In light of this, the past month has been a doozy. Already facing the prospect of saying goodbye to the junior and senior class for good (the seniors will be leaving for college when we leave in July and the juniors will graduate during our year of home assignment), we got news that some good friends with four little kids around our kids’ ages wouldn’t be coming back due to lack of financial support. (I mentioned them in my “Cell Phone History Lesson” post.) They had already been here a decade and hoped to be here for life.
Then, last week, the staff received a long, shocking email describing how Wally, the student chaplain, and his nurse wife were being led by the Lord (against their human will) to return to the U.S.
We’ve gotten used to saying hello and goodbye to people here on a frequent basis—but when “career” people are taken out from under us, it’s especially hard to take.

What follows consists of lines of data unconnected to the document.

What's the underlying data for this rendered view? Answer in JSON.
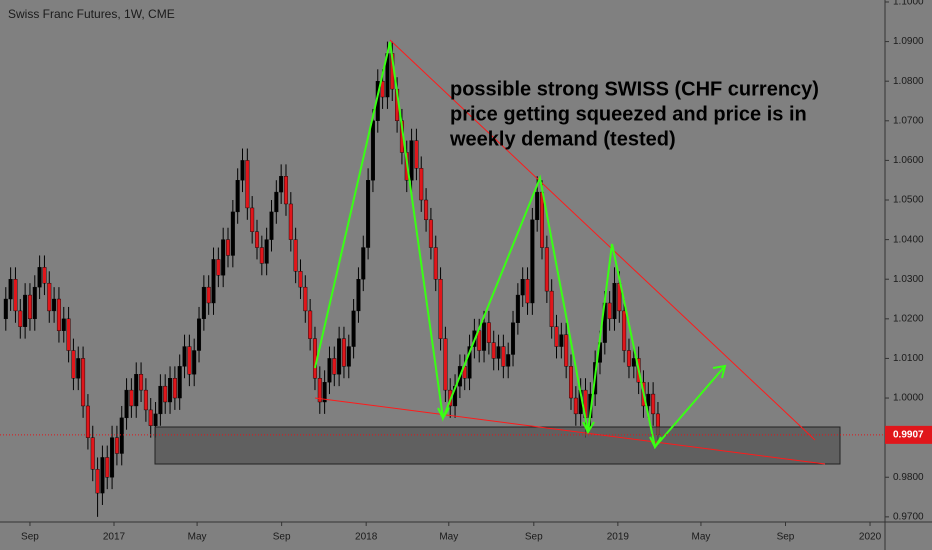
{
  "title": "Swiss Franc Futures, 1W, CME",
  "annotation": [
    "possible strong SWISS (CHF currency)",
    "price getting squeezed and price is in",
    "weekly demand (tested)"
  ],
  "chart_data": {
    "type": "candlestick",
    "up_color": "#000000",
    "down_color": "#e0161b",
    "x": [
      -5,
      -4,
      -3,
      -2,
      -1,
      0,
      1,
      2,
      3,
      4,
      5,
      6,
      7,
      8,
      9,
      10,
      11,
      12,
      13,
      14,
      15,
      16,
      17,
      18,
      19,
      20,
      21,
      22,
      23,
      24,
      25,
      26,
      27,
      28,
      29,
      30,
      31,
      32,
      33,
      34,
      35,
      36,
      37,
      38,
      39,
      40,
      41,
      42,
      43,
      44,
      45,
      46,
      47,
      48,
      49,
      50,
      51,
      52,
      53,
      54,
      55,
      56,
      57,
      58,
      59,
      60,
      61,
      62,
      63,
      64,
      65,
      66,
      67,
      68,
      69,
      70,
      71,
      72,
      73,
      74,
      75,
      76,
      77,
      78,
      79,
      80,
      81,
      82,
      83,
      84,
      85,
      86,
      87,
      88,
      89,
      90,
      91,
      92,
      93,
      94,
      95,
      96,
      97,
      98,
      99,
      100,
      101,
      102,
      103,
      104,
      105,
      106,
      107,
      108,
      109,
      110,
      111,
      112,
      113,
      114,
      115,
      116,
      117,
      118,
      119,
      120,
      121,
      122,
      123,
      124,
      125,
      126,
      127,
      128,
      129,
      130
    ],
    "candles": [
      [
        1.02,
        1.028,
        1.017,
        1.025
      ],
      [
        1.025,
        1.033,
        1.022,
        1.03
      ],
      [
        1.03,
        1.033,
        1.019,
        1.022
      ],
      [
        1.022,
        1.025,
        1.015,
        1.018
      ],
      [
        1.018,
        1.029,
        1.015,
        1.026
      ],
      [
        1.026,
        1.029,
        1.017,
        1.02
      ],
      [
        1.02,
        1.031,
        1.017,
        1.028
      ],
      [
        1.028,
        1.036,
        1.025,
        1.033
      ],
      [
        1.033,
        1.036,
        1.026,
        1.029
      ],
      [
        1.029,
        1.032,
        1.019,
        1.022
      ],
      [
        1.022,
        1.028,
        1.019,
        1.025
      ],
      [
        1.025,
        1.028,
        1.014,
        1.017
      ],
      [
        1.017,
        1.023,
        1.014,
        1.02
      ],
      [
        1.02,
        1.023,
        1.009,
        1.012
      ],
      [
        1.012,
        1.015,
        1.002,
        1.005
      ],
      [
        1.005,
        1.013,
        1.002,
        1.01
      ],
      [
        1.01,
        1.013,
        0.995,
        0.998
      ],
      [
        0.998,
        1.001,
        0.987,
        0.99
      ],
      [
        0.99,
        0.993,
        0.979,
        0.982
      ],
      [
        0.982,
        0.985,
        0.97,
        0.976
      ],
      [
        0.976,
        0.988,
        0.973,
        0.985
      ],
      [
        0.985,
        0.988,
        0.977,
        0.98
      ],
      [
        0.98,
        0.993,
        0.977,
        0.99
      ],
      [
        0.99,
        0.993,
        0.983,
        0.986
      ],
      [
        0.986,
        0.998,
        0.983,
        0.995
      ],
      [
        0.995,
        1.005,
        0.992,
        1.002
      ],
      [
        1.002,
        1.005,
        0.995,
        0.998
      ],
      [
        0.998,
        1.009,
        0.995,
        1.006
      ],
      [
        1.006,
        1.009,
        0.999,
        1.002
      ],
      [
        1.002,
        1.005,
        0.994,
        0.997
      ],
      [
        0.997,
        1.0,
        0.99,
        0.993
      ],
      [
        0.993,
        0.999,
        0.99,
        0.996
      ],
      [
        0.996,
        1.006,
        0.993,
        1.003
      ],
      [
        1.003,
        1.006,
        0.996,
        0.999
      ],
      [
        0.999,
        1.008,
        0.996,
        1.005
      ],
      [
        1.005,
        1.008,
        0.997,
        1.0
      ],
      [
        1.0,
        1.011,
        0.997,
        1.008
      ],
      [
        1.008,
        1.016,
        1.005,
        1.013
      ],
      [
        1.013,
        1.016,
        1.003,
        1.006
      ],
      [
        1.006,
        1.015,
        1.003,
        1.012
      ],
      [
        1.012,
        1.023,
        1.009,
        1.02
      ],
      [
        1.02,
        1.031,
        1.017,
        1.028
      ],
      [
        1.028,
        1.031,
        1.021,
        1.024
      ],
      [
        1.024,
        1.038,
        1.021,
        1.035
      ],
      [
        1.035,
        1.038,
        1.028,
        1.031
      ],
      [
        1.031,
        1.043,
        1.028,
        1.04
      ],
      [
        1.04,
        1.043,
        1.033,
        1.036
      ],
      [
        1.036,
        1.05,
        1.033,
        1.047
      ],
      [
        1.047,
        1.058,
        1.044,
        1.055
      ],
      [
        1.055,
        1.063,
        1.052,
        1.06
      ],
      [
        1.06,
        1.063,
        1.045,
        1.048
      ],
      [
        1.048,
        1.051,
        1.039,
        1.042
      ],
      [
        1.042,
        1.045,
        1.035,
        1.038
      ],
      [
        1.038,
        1.041,
        1.031,
        1.034
      ],
      [
        1.034,
        1.043,
        1.031,
        1.04
      ],
      [
        1.04,
        1.05,
        1.037,
        1.047
      ],
      [
        1.047,
        1.055,
        1.044,
        1.052
      ],
      [
        1.052,
        1.059,
        1.049,
        1.056
      ],
      [
        1.056,
        1.059,
        1.046,
        1.049
      ],
      [
        1.049,
        1.052,
        1.037,
        1.04
      ],
      [
        1.04,
        1.043,
        1.029,
        1.032
      ],
      [
        1.032,
        1.035,
        1.025,
        1.028
      ],
      [
        1.028,
        1.031,
        1.019,
        1.022
      ],
      [
        1.022,
        1.025,
        1.012,
        1.015
      ],
      [
        1.015,
        1.018,
        1.002,
        1.005
      ],
      [
        1.005,
        1.008,
        0.996,
        0.999
      ],
      [
        0.999,
        1.007,
        0.996,
        1.004
      ],
      [
        1.004,
        1.013,
        1.001,
        1.01
      ],
      [
        1.01,
        1.013,
        1.003,
        1.006
      ],
      [
        1.006,
        1.018,
        1.003,
        1.015
      ],
      [
        1.015,
        1.018,
        1.005,
        1.008
      ],
      [
        1.008,
        1.016,
        1.005,
        1.013
      ],
      [
        1.013,
        1.025,
        1.01,
        1.022
      ],
      [
        1.022,
        1.033,
        1.019,
        1.03
      ],
      [
        1.03,
        1.041,
        1.027,
        1.038
      ],
      [
        1.038,
        1.058,
        1.035,
        1.055
      ],
      [
        1.055,
        1.073,
        1.052,
        1.07
      ],
      [
        1.07,
        1.083,
        1.067,
        1.08
      ],
      [
        1.08,
        1.083,
        1.073,
        1.076
      ],
      [
        1.076,
        1.09,
        1.073,
        1.087
      ],
      [
        1.087,
        1.09,
        1.075,
        1.078
      ],
      [
        1.078,
        1.081,
        1.067,
        1.07
      ],
      [
        1.07,
        1.073,
        1.059,
        1.062
      ],
      [
        1.062,
        1.065,
        1.052,
        1.055
      ],
      [
        1.055,
        1.068,
        1.052,
        1.065
      ],
      [
        1.065,
        1.068,
        1.055,
        1.058
      ],
      [
        1.058,
        1.061,
        1.047,
        1.05
      ],
      [
        1.05,
        1.053,
        1.042,
        1.045
      ],
      [
        1.045,
        1.048,
        1.035,
        1.038
      ],
      [
        1.038,
        1.041,
        1.027,
        1.03
      ],
      [
        1.03,
        1.033,
        1.012,
        1.015
      ],
      [
        1.015,
        1.018,
        0.999,
        1.002
      ],
      [
        1.002,
        1.005,
        0.995,
        0.998
      ],
      [
        0.998,
        1.006,
        0.995,
        1.003
      ],
      [
        1.003,
        1.011,
        1.0,
        1.008
      ],
      [
        1.008,
        1.011,
        1.002,
        1.005
      ],
      [
        1.005,
        1.016,
        1.002,
        1.013
      ],
      [
        1.013,
        1.02,
        1.01,
        1.017
      ],
      [
        1.017,
        1.02,
        1.009,
        1.012
      ],
      [
        1.012,
        1.022,
        1.009,
        1.019
      ],
      [
        1.019,
        1.022,
        1.011,
        1.014
      ],
      [
        1.014,
        1.017,
        1.007,
        1.01
      ],
      [
        1.01,
        1.016,
        1.007,
        1.013
      ],
      [
        1.013,
        1.016,
        1.005,
        1.008
      ],
      [
        1.008,
        1.014,
        1.005,
        1.011
      ],
      [
        1.011,
        1.022,
        1.008,
        1.019
      ],
      [
        1.019,
        1.029,
        1.016,
        1.026
      ],
      [
        1.026,
        1.033,
        1.023,
        1.03
      ],
      [
        1.03,
        1.033,
        1.021,
        1.024
      ],
      [
        1.024,
        1.048,
        1.021,
        1.045
      ],
      [
        1.045,
        1.056,
        1.042,
        1.052
      ],
      [
        1.052,
        1.055,
        1.035,
        1.038
      ],
      [
        1.038,
        1.041,
        1.024,
        1.027
      ],
      [
        1.027,
        1.03,
        1.015,
        1.018
      ],
      [
        1.018,
        1.021,
        1.01,
        1.013
      ],
      [
        1.013,
        1.019,
        1.01,
        1.016
      ],
      [
        1.016,
        1.019,
        1.005,
        1.008
      ],
      [
        1.008,
        1.011,
        0.997,
        1.0
      ],
      [
        1.0,
        1.003,
        0.993,
        0.996
      ],
      [
        0.996,
        1.005,
        0.993,
        1.002
      ],
      [
        1.002,
        1.005,
        0.99,
        0.995
      ],
      [
        0.995,
        1.004,
        0.992,
        1.001
      ],
      [
        1.001,
        1.012,
        0.998,
        1.009
      ],
      [
        1.009,
        1.017,
        1.006,
        1.014
      ],
      [
        1.014,
        1.027,
        1.011,
        1.024
      ],
      [
        1.024,
        1.027,
        1.017,
        1.02
      ],
      [
        1.02,
        1.033,
        1.017,
        1.029
      ],
      [
        1.029,
        1.032,
        1.019,
        1.022
      ],
      [
        1.022,
        1.025,
        1.009,
        1.012
      ],
      [
        1.012,
        1.015,
        1.005,
        1.008
      ],
      [
        1.008,
        1.013,
        1.005,
        1.01
      ],
      [
        1.01,
        1.013,
        1.001,
        1.004
      ],
      [
        1.004,
        1.007,
        0.995,
        0.998
      ],
      [
        0.998,
        1.004,
        0.995,
        1.001
      ],
      [
        1.001,
        1.004,
        0.993,
        0.996
      ],
      [
        0.996,
        0.999,
        0.988,
        0.9907
      ]
    ],
    "last_price": 0.9907,
    "last_color": "#e0161b",
    "xlim": [
      -6.2,
      177
    ],
    "xticks": [
      {
        "value": 0,
        "label": "Sep"
      },
      {
        "value": 17.4,
        "label": "2017"
      },
      {
        "value": 34.6,
        "label": "May"
      },
      {
        "value": 52.1,
        "label": "Sep"
      },
      {
        "value": 69.6,
        "label": "2018"
      },
      {
        "value": 86.7,
        "label": "May"
      },
      {
        "value": 104.3,
        "label": "Sep"
      },
      {
        "value": 121.7,
        "label": "2019"
      },
      {
        "value": 138.9,
        "label": "May"
      },
      {
        "value": 156.4,
        "label": "Sep"
      },
      {
        "value": 173.9,
        "label": "2020"
      }
    ],
    "ylim": [
      0.9687,
      1.1005
    ],
    "yticks": [
      {
        "value": 1.1,
        "label": "1.1000"
      },
      {
        "value": 1.09,
        "label": "1.0900"
      },
      {
        "value": 1.08,
        "label": "1.0800"
      },
      {
        "value": 1.07,
        "label": "1.0700"
      },
      {
        "value": 1.06,
        "label": "1.0600"
      },
      {
        "value": 1.05,
        "label": "1.0500"
      },
      {
        "value": 1.04,
        "label": "1.0400"
      },
      {
        "value": 1.03,
        "label": "1.0300"
      },
      {
        "value": 1.02,
        "label": "1.0200"
      },
      {
        "value": 1.01,
        "label": "1.0100"
      },
      {
        "value": 1.0,
        "label": "1.0000"
      },
      {
        "value": 0.99,
        "label": "0.9900"
      },
      {
        "value": 0.98,
        "label": "0.9800"
      },
      {
        "value": 0.97,
        "label": "0.9700"
      }
    ]
  }
}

Losing Wally though is one of the hardest losses of all. You may be thinking—hold on, you’re getting ready for home assignment…you yourself are leaving that place…how can you be lamenting other people leaving RVA? That’s a great point, but as we leave, it’s comforting to know what and who will still be here when we come back in August of 2010. These career people are the backbone of our school, and losing a key piece of your vertebrate (like Wally and his wife Donna) can turn your heart into a joyless jellyfish.
Wally has been one of my closest friends in a place where I’ve lacked close friends. He’s been a coaching mentor for basketball (he’s the varsity coach) and a fellow fan of college football (even though he’s allied with the dark force of unholy wickedness, i.e. Ohio State). He’s taught me a lot about student ministry and activities, and he’s a great preacher as well. It’s said that every Christian should have a Timothy and be a Timothy (referring to Paul’s relationship with this young man), and I really felt like I was a Timothy to Wally. He is/was a great mentor for me and knowing that he’s going to be leaving RVA was a hard blow to me.
My tearful prayers the night I found out consisted mainly of questions. How can you take him? Why now? Why is this happening again? Who will fill his void, both in my life and for the school? Why?